Chat Settings adjust the default behavior of the chat page. They affect the default model for new chats, title generation, input and sending behavior, reply metadata, context compaction, file handling, and AI preference memory.
Entry Point#
Open Settings, then choose Chat. The page is organized into Default Model, Input and Sending, Display and Rendering, Context Management, File Handling, and AI Preference Memory.
These settings mainly affect later chat behavior. Existing generated messages are not rewritten when settings change.
Default Model#
New chat default model decides which chat model is preselected when you start a new conversation. Choosing System default lets the platform use the recommended available model for the current account.
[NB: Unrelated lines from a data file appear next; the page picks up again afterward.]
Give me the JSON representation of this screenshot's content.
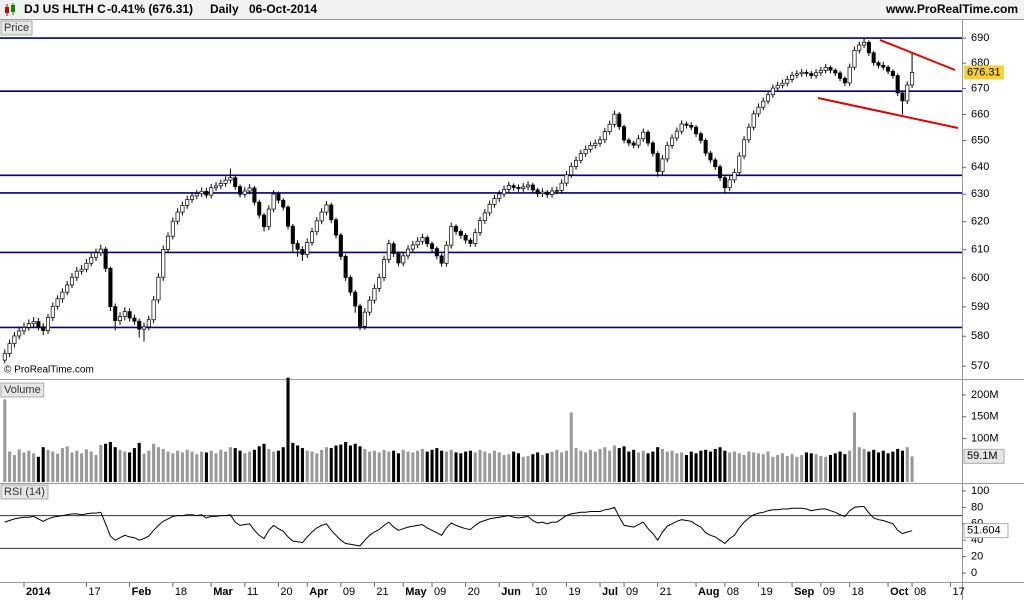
{
  "header": {
    "instrument": "DJ US HLTH C",
    "change": "-0.41% (676.31)",
    "period": "Daily",
    "date": "06-Oct-2014",
    "site": "www.ProRealTime.com",
    "watermark": "© ProRealTime.com"
  },
  "chart_data": [
    {
      "type": "candlestick",
      "panel_label": "Price",
      "log_scale": true,
      "ylim": [
        566.4,
        697.3
      ],
      "yticks": [
        570,
        580,
        590,
        600,
        610,
        620,
        630,
        640,
        650,
        660,
        670,
        680,
        690
      ],
      "xlim": [
        -1,
        199.4
      ],
      "xticks": [
        {
          "value": 4,
          "label": "2014"
        },
        {
          "value": 17,
          "label": "17"
        },
        {
          "value": 26,
          "label": "Feb"
        },
        {
          "value": 35,
          "label": "18"
        },
        {
          "value": 43,
          "label": "Mar"
        },
        {
          "value": 50,
          "label": "11"
        },
        {
          "value": 57,
          "label": "20"
        },
        {
          "value": 63,
          "label": "Apr"
        },
        {
          "value": 70,
          "label": "09"
        },
        {
          "value": 77,
          "label": "21"
        },
        {
          "value": 83,
          "label": "May"
        },
        {
          "value": 89,
          "label": "09"
        },
        {
          "value": 96,
          "label": "20"
        },
        {
          "value": 103,
          "label": "Jun"
        },
        {
          "value": 110,
          "label": "10"
        },
        {
          "value": 117,
          "label": "19"
        },
        {
          "value": 124,
          "label": "Jul"
        },
        {
          "value": 129,
          "label": "09"
        },
        {
          "value": 136,
          "label": "21"
        },
        {
          "value": 144,
          "label": "Aug"
        },
        {
          "value": 150,
          "label": "08"
        },
        {
          "value": 157,
          "label": "19"
        },
        {
          "value": 164,
          "label": "Sep"
        },
        {
          "value": 170,
          "label": "09"
        },
        {
          "value": 176,
          "label": "18"
        },
        {
          "value": 184,
          "label": "Oct"
        },
        {
          "value": 189,
          "label": "08"
        },
        {
          "value": 197,
          "label": "17"
        }
      ],
      "levels": [
        690,
        669,
        637,
        630.5,
        609,
        583
      ],
      "level_color": "#000080",
      "up_color": "#ffffff",
      "down_color": "#000000",
      "last_color": "#f5d033",
      "open": [
        572.0,
        574.2,
        577.5,
        580.1,
        581.8,
        583.0,
        584.3,
        585.0,
        583.2,
        581.9,
        586.4,
        590.2,
        592.8,
        595.1,
        597.6,
        600.3,
        602.4,
        603.1,
        605.2,
        607.3,
        608.9,
        610.2,
        603.4,
        590.1,
        585.3,
        586.7,
        588.4,
        586.2,
        585.1,
        582.4,
        583.2,
        585.6,
        592.4,
        600.3,
        610.1,
        614.8,
        620.2,
        623.5,
        625.9,
        628.1,
        629.4,
        630.2,
        631.1,
        629.7,
        632.4,
        633.1,
        634.0,
        635.2,
        636.1,
        632.8,
        630.0,
        631.2,
        632.3,
        627.1,
        622.4,
        618.2,
        624.6,
        630.1,
        627.8,
        625.3,
        618.4,
        612.2,
        610.1,
        608.3,
        612.6,
        616.4,
        620.3,
        623.5,
        626.1,
        620.7,
        615.2,
        607.6,
        600.2,
        595.1,
        590.3,
        583.4,
        588.2,
        592.3,
        596.4,
        600.2,
        606.5,
        612.1,
        608.6,
        605.3,
        607.8,
        610.2,
        611.7,
        613.0,
        614.3,
        612.1,
        610.4,
        607.8,
        605.2,
        611.6,
        618.3,
        616.5,
        615.1,
        613.4,
        612.2,
        616.1,
        620.4,
        623.2,
        626.3,
        628.4,
        630.1,
        631.8,
        633.2,
        632.5,
        632.1,
        632.7,
        633.4,
        631.6,
        630.2,
        630.8,
        629.9,
        631.2,
        631.4,
        634.1,
        637.2,
        640.3,
        642.6,
        645.1,
        646.7,
        648.2,
        649.0,
        650.3,
        653.4,
        656.2,
        660.1,
        655.3,
        650.2,
        649.1,
        648.3,
        650.7,
        653.2,
        649.1,
        645.2,
        638.4,
        643.1,
        648.2,
        651.0,
        653.6,
        656.3,
        655.8,
        655.1,
        652.6,
        650.1,
        645.3,
        642.7,
        640.2,
        636.1,
        632.4,
        635.3,
        638.1,
        644.2,
        650.3,
        655.1,
        660.2,
        662.8,
        665.1,
        667.6,
        670.2,
        671.3,
        672.1,
        673.6,
        675.2,
        675.8,
        676.4,
        675.9,
        675.1,
        676.2,
        677.1,
        678.3,
        677.2,
        676.1,
        674.0,
        672.2,
        678.4,
        685.1,
        687.2,
        688.3,
        684.1,
        680.2,
        679.1,
        678.4,
        676.8,
        675.1,
        668.3,
        665.2,
        671.4
      ],
      "high": [
        575.6,
        578.9,
        581.5,
        583.2,
        584.6,
        585.7,
        586.5,
        586.2,
        584.5,
        587.6,
        591.5,
        594.0,
        596.4,
        599.0,
        601.8,
        603.9,
        604.6,
        606.7,
        608.8,
        610.4,
        611.8,
        611.0,
        604.0,
        591.2,
        588.2,
        589.9,
        589.5,
        587.4,
        586.0,
        584.6,
        587.0,
        593.8,
        601.7,
        611.5,
        616.2,
        621.6,
        624.9,
        627.3,
        629.5,
        630.8,
        631.6,
        632.5,
        632.4,
        633.8,
        634.5,
        635.4,
        636.6,
        639.5,
        637.0,
        633.6,
        632.6,
        633.7,
        633.0,
        628.0,
        623.2,
        626.0,
        631.5,
        631.0,
        628.6,
        626.0,
        619.2,
        613.4,
        611.2,
        614.0,
        617.8,
        621.7,
        624.9,
        627.5,
        626.9,
        621.5,
        616.0,
        608.4,
        601.0,
        595.9,
        591.1,
        589.6,
        593.7,
        597.8,
        601.6,
        607.9,
        613.5,
        612.9,
        609.4,
        609.2,
        611.6,
        613.1,
        614.4,
        615.7,
        615.1,
        612.9,
        611.2,
        608.6,
        613.0,
        619.7,
        619.1,
        617.3,
        615.9,
        614.2,
        617.5,
        621.8,
        624.6,
        627.7,
        629.8,
        631.5,
        633.2,
        634.6,
        634.0,
        633.6,
        634.1,
        634.8,
        634.2,
        632.4,
        632.2,
        631.6,
        632.6,
        632.8,
        635.5,
        638.6,
        641.7,
        644.0,
        646.5,
        648.1,
        649.6,
        650.4,
        651.7,
        654.8,
        657.6,
        661.5,
        660.9,
        656.1,
        651.0,
        649.9,
        652.1,
        654.6,
        654.0,
        649.9,
        646.0,
        644.5,
        649.6,
        652.4,
        655.0,
        657.7,
        657.3,
        657.0,
        655.9,
        653.4,
        650.9,
        646.1,
        643.5,
        641.0,
        636.9,
        636.7,
        639.5,
        645.6,
        651.7,
        656.5,
        661.6,
        664.2,
        666.5,
        669.0,
        671.6,
        672.7,
        673.5,
        675.0,
        676.6,
        677.2,
        677.8,
        677.4,
        676.9,
        677.6,
        678.5,
        679.7,
        679.1,
        678.0,
        676.9,
        674.8,
        679.8,
        686.5,
        688.6,
        689.7,
        689.1,
        684.9,
        681.0,
        680.5,
        679.2,
        677.6,
        675.9,
        669.1,
        672.8,
        684.0
      ],
      "low": [
        570.9,
        573.0,
        576.2,
        579.0,
        580.5,
        581.9,
        583.0,
        582.0,
        580.4,
        580.8,
        585.2,
        589.1,
        591.5,
        594.0,
        596.5,
        599.0,
        601.2,
        602.0,
        604.1,
        606.0,
        607.7,
        602.1,
        588.6,
        582.0,
        583.9,
        585.4,
        585.0,
        583.8,
        579.6,
        578.2,
        582.0,
        584.4,
        591.2,
        599.0,
        608.9,
        613.6,
        619.0,
        622.3,
        624.7,
        626.9,
        628.2,
        629.0,
        628.5,
        628.5,
        631.2,
        631.9,
        632.8,
        634.0,
        631.6,
        628.8,
        628.8,
        630.0,
        625.9,
        621.2,
        616.5,
        617.0,
        623.4,
        626.6,
        624.1,
        617.2,
        609.0,
        607.5,
        606.0,
        607.1,
        611.4,
        615.2,
        619.1,
        622.3,
        619.5,
        614.0,
        606.4,
        599.0,
        593.9,
        588.0,
        582.0,
        582.2,
        587.0,
        591.1,
        595.2,
        599.0,
        605.3,
        607.4,
        604.1,
        604.1,
        606.6,
        609.0,
        610.5,
        611.8,
        610.9,
        609.2,
        606.6,
        604.0,
        604.0,
        610.4,
        615.3,
        613.9,
        612.2,
        611.0,
        611.0,
        614.9,
        619.2,
        622.0,
        625.1,
        627.2,
        628.9,
        630.6,
        631.3,
        630.9,
        630.9,
        631.5,
        630.4,
        629.0,
        629.0,
        628.7,
        628.7,
        630.0,
        630.2,
        632.9,
        636.0,
        639.1,
        641.4,
        643.9,
        645.5,
        647.0,
        647.8,
        649.1,
        652.2,
        655.0,
        654.1,
        649.0,
        647.9,
        647.1,
        647.1,
        649.5,
        647.9,
        644.0,
        636.5,
        637.2,
        641.9,
        647.0,
        649.8,
        652.4,
        654.6,
        653.9,
        651.4,
        648.9,
        644.1,
        641.5,
        639.0,
        634.9,
        630.5,
        631.2,
        634.1,
        636.9,
        643.0,
        649.1,
        653.9,
        659.0,
        661.6,
        663.9,
        666.4,
        669.0,
        670.1,
        670.9,
        672.4,
        674.0,
        674.6,
        674.7,
        673.9,
        673.9,
        675.0,
        675.9,
        676.0,
        674.9,
        672.8,
        671.0,
        671.0,
        677.2,
        683.9,
        686.0,
        682.9,
        679.0,
        677.9,
        677.2,
        675.6,
        673.9,
        667.1,
        660.0,
        664.0,
        670.2
      ],
      "close": [
        574.2,
        577.5,
        580.1,
        581.8,
        583.0,
        584.3,
        585.0,
        583.2,
        581.9,
        586.4,
        590.2,
        592.8,
        595.1,
        597.6,
        600.3,
        602.4,
        603.1,
        605.2,
        607.3,
        608.9,
        610.2,
        603.4,
        590.1,
        585.3,
        586.7,
        588.4,
        586.2,
        585.1,
        582.4,
        583.2,
        585.6,
        592.4,
        600.3,
        610.1,
        614.8,
        620.2,
        623.5,
        625.9,
        628.1,
        629.4,
        630.2,
        631.1,
        629.7,
        632.4,
        633.1,
        634.0,
        635.2,
        636.1,
        632.8,
        630.0,
        631.2,
        632.3,
        627.1,
        622.4,
        618.2,
        624.6,
        630.1,
        627.8,
        625.3,
        618.4,
        612.2,
        610.1,
        608.3,
        612.6,
        616.4,
        620.3,
        623.5,
        626.1,
        620.7,
        615.2,
        607.6,
        600.2,
        595.1,
        590.3,
        583.4,
        588.2,
        592.3,
        596.4,
        600.2,
        606.5,
        612.1,
        608.6,
        605.3,
        607.8,
        610.2,
        611.7,
        613.0,
        614.3,
        612.1,
        610.4,
        607.8,
        605.2,
        611.6,
        618.3,
        616.5,
        615.1,
        613.4,
        612.2,
        616.1,
        620.4,
        623.2,
        626.3,
        628.4,
        630.1,
        631.8,
        633.2,
        632.5,
        632.1,
        632.7,
        633.4,
        631.6,
        630.2,
        630.8,
        629.9,
        631.2,
        631.4,
        634.1,
        637.2,
        640.3,
        642.6,
        645.1,
        646.7,
        648.2,
        649.0,
        650.3,
        653.4,
        656.2,
        660.1,
        655.3,
        650.2,
        649.1,
        648.3,
        650.7,
        653.2,
        649.1,
        645.2,
        638.4,
        643.1,
        648.2,
        651.0,
        653.6,
        656.3,
        655.8,
        655.1,
        652.6,
        650.1,
        645.3,
        642.7,
        640.2,
        636.1,
        632.4,
        635.3,
        638.1,
        644.2,
        650.3,
        655.1,
        660.2,
        662.8,
        665.1,
        667.6,
        670.2,
        671.3,
        672.1,
        673.6,
        675.2,
        675.8,
        676.4,
        675.9,
        675.1,
        676.2,
        677.1,
        678.3,
        677.2,
        676.1,
        674.0,
        672.2,
        678.4,
        685.1,
        687.2,
        688.3,
        684.1,
        680.2,
        679.1,
        678.4,
        676.8,
        675.1,
        668.3,
        665.2,
        671.4,
        676.31
      ]
    },
    {
      "type": "bar",
      "panel_label": "Volume",
      "ylim": [
        0,
        230
      ],
      "yticks": [
        {
          "value": 200,
          "label": "200M"
        },
        {
          "value": 150,
          "label": "150M"
        },
        {
          "value": 100,
          "label": "100M"
        }
      ],
      "up_color": "#999999",
      "down_color": "#000000",
      "last_label": "59.1M",
      "values": [
        190,
        70,
        62,
        75,
        68,
        72,
        66,
        58,
        80,
        74,
        70,
        65,
        78,
        82,
        68,
        72,
        66,
        75,
        70,
        62,
        85,
        88,
        92,
        80,
        74,
        70,
        68,
        78,
        90,
        65,
        72,
        88,
        80,
        76,
        70,
        66,
        72,
        68,
        74,
        70,
        64,
        70,
        68,
        72,
        66,
        74,
        70,
        80,
        78,
        72,
        66,
        70,
        74,
        82,
        88,
        76,
        70,
        72,
        80,
        240,
        90,
        84,
        78,
        72,
        70,
        66,
        74,
        80,
        78,
        84,
        86,
        92,
        84,
        88,
        82,
        76,
        70,
        72,
        68,
        74,
        70,
        72,
        66,
        74,
        70,
        68,
        72,
        76,
        70,
        74,
        78,
        72,
        70,
        74,
        68,
        66,
        70,
        72,
        68,
        74,
        70,
        66,
        72,
        68,
        62,
        64,
        70,
        66,
        58,
        60,
        64,
        68,
        62,
        66,
        70,
        74,
        68,
        72,
        160,
        78,
        72,
        68,
        74,
        70,
        76,
        80,
        72,
        84,
        78,
        82,
        70,
        74,
        68,
        72,
        66,
        70,
        80,
        76,
        70,
        72,
        66,
        68,
        62,
        70,
        66,
        72,
        74,
        70,
        76,
        80,
        72,
        68,
        70,
        66,
        62,
        70,
        68,
        66,
        64,
        70,
        58,
        62,
        66,
        60,
        64,
        58,
        62,
        68,
        66,
        64,
        60,
        58,
        62,
        66,
        70,
        64,
        72,
        160,
        80,
        76,
        70,
        74,
        68,
        72,
        66,
        70,
        76,
        72,
        80,
        59.1
      ]
    },
    {
      "type": "line",
      "panel_label": "RSI (14)",
      "ylim": [
        -11,
        108.5
      ],
      "yticks": [
        100,
        80,
        60,
        40,
        20,
        0
      ],
      "levels": [
        70,
        30
      ],
      "level_color": "#333333",
      "color": "#000000",
      "values": [
        62,
        64,
        66,
        67,
        68,
        68,
        69,
        66,
        63,
        66,
        68,
        69,
        70,
        71,
        72,
        72,
        71,
        72,
        73,
        73,
        74,
        60,
        45,
        40,
        43,
        46,
        44,
        43,
        40,
        42,
        45,
        52,
        58,
        63,
        66,
        69,
        70,
        70,
        71,
        71,
        70,
        71,
        67,
        69,
        69,
        70,
        70,
        71,
        62,
        58,
        59,
        60,
        52,
        46,
        42,
        52,
        58,
        54,
        51,
        44,
        39,
        38,
        37,
        44,
        50,
        55,
        58,
        60,
        52,
        46,
        40,
        36,
        35,
        34,
        33,
        40,
        46,
        50,
        53,
        58,
        62,
        56,
        52,
        54,
        56,
        57,
        58,
        59,
        55,
        52,
        49,
        46,
        55,
        61,
        58,
        56,
        54,
        53,
        58,
        62,
        64,
        66,
        67,
        68,
        69,
        70,
        68,
        67,
        68,
        69,
        64,
        61,
        62,
        60,
        62,
        62,
        66,
        70,
        72,
        73,
        74,
        74,
        75,
        75,
        75,
        77,
        78,
        80,
        68,
        58,
        57,
        56,
        59,
        62,
        54,
        48,
        40,
        50,
        57,
        60,
        63,
        65,
        64,
        63,
        59,
        56,
        49,
        46,
        44,
        40,
        36,
        42,
        46,
        55,
        62,
        67,
        71,
        73,
        74,
        76,
        77,
        77,
        78,
        78,
        79,
        79,
        79,
        78,
        76,
        77,
        78,
        78,
        76,
        74,
        71,
        69,
        76,
        80,
        81,
        81,
        73,
        67,
        65,
        64,
        62,
        60,
        52,
        48,
        50,
        51.604
      ]
    }
  ]
}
If a model is missing from the list, it is usually not enabled, not allowed for the account, not chat-capable, or limited by platform policy.
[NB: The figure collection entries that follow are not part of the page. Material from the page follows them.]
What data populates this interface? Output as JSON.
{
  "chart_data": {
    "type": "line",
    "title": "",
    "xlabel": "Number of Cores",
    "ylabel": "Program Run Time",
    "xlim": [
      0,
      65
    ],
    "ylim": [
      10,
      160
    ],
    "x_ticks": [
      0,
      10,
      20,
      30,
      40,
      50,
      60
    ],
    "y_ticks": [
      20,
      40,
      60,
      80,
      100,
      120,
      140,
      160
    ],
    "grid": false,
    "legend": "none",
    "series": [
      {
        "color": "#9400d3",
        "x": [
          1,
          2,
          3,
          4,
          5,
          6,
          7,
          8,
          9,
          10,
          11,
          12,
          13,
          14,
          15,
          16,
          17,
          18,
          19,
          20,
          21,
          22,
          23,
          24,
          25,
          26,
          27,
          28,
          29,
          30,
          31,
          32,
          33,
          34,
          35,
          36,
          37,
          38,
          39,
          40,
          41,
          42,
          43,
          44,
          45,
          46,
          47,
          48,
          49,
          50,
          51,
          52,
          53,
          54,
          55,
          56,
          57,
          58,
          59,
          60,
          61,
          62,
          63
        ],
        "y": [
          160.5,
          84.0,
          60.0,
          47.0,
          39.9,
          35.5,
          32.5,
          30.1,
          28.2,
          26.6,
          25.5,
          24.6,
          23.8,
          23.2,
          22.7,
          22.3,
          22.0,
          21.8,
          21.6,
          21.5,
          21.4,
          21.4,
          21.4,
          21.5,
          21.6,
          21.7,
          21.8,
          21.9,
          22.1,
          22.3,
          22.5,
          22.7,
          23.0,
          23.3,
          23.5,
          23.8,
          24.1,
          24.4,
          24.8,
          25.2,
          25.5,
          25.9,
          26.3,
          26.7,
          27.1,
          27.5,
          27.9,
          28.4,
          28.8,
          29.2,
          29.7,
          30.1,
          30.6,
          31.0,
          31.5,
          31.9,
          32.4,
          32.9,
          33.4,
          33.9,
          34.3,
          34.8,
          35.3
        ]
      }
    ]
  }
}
Auto-generate title creates a title from conversation content. When disabled, a new conversation uses the first 20 characters of the first message as its title. This only affects later conversations.
Input and Sending#
Input and Sending controls the composer and send behavior.
| Setting | Purpose |
|---|---|
| Send shortcut | Choose Enter or Command/Ctrl + Enter. IME composition does not trigger accidental sending. |
| Input height | Set the maximum height the composer can expand to: Compact, Standard, or Loose. |
| Restore draft automatically | Restore text and attachments after a failed send so you can revise and retry. |
| Preserve conversation drafts | Keep unsent drafts when switching conversations. |
| Delete files by default when deleting conversations | Preselect file cleanup in delete dialogs; files referenced by other conversations stay available. |
If you often write long prompts, use a larger input height and preserve drafts. If you frequently clean old conversations, file cleanup can be enabled by default, but still review important files before deletion.
Display and Rendering#
Display and Rendering controls how replies and metadata appear.
| Setting | Purpose |
|---|---|
| Markdown rendering | Render AI replies as formatted Markdown. Turning it off makes replies closer to plain text. |
| Show model | Show the model used for the reply. |
| Show token usage | Show token usage for the request. |
| Show total latency | Show the total call duration. |
| Show total cost | Show call cost when billing mode supports it. Self mode does not show cost. |
For focused reading, hide metadata you do not need. For cost, model, or performance checks, keep model, token, latency, and cost visible.
Context Management#
Auto context compaction summarizes earlier messages when the conversation approaches model context limits, helping long conversations continue.
When disabled, DEEIX does not compact context automatically, and long conversations may hit model limits sooner. Use this only when you want manual control.
File Handling#
File handling mode controls how conversation files are used in later turns.
| Mode | Best for |
|---|---|
| Auto | Let the system choose based on file size, type, context budget, and retrieval capability. Recommended for most cases. |
| Full context | Put file content into context when possible. Useful for small files and precise review. |
| RAG | Retrieve relevant chunks first. Useful for large files, many files, and question-based lookup. |
Use Auto when unsure. Try Full context if a small file detail is missed. Prefer RAG for large or many documents.
AI Preference Memory#
AI Preference Memory stores long-term preferences. Each item has a name and content, for example “response style: concise and direct.”
Up to 20 preference memories can be saved. You can add, edit, or delete them. Saved preferences become long-term references for replies, not direct instructions for a single turn.
Use memory for stable habits. Put one-time requirements in the current prompt, and project-wide requirements in project instructions.
Practical Tips#
Start with system default model and Auto file handling. Adjust shortcut and input height to match your writing style. Decide whether to show tokens, latency, and cost based on whether you track usage. Store long-term habits in AI Preference Memory and one-time requirements in the current chat.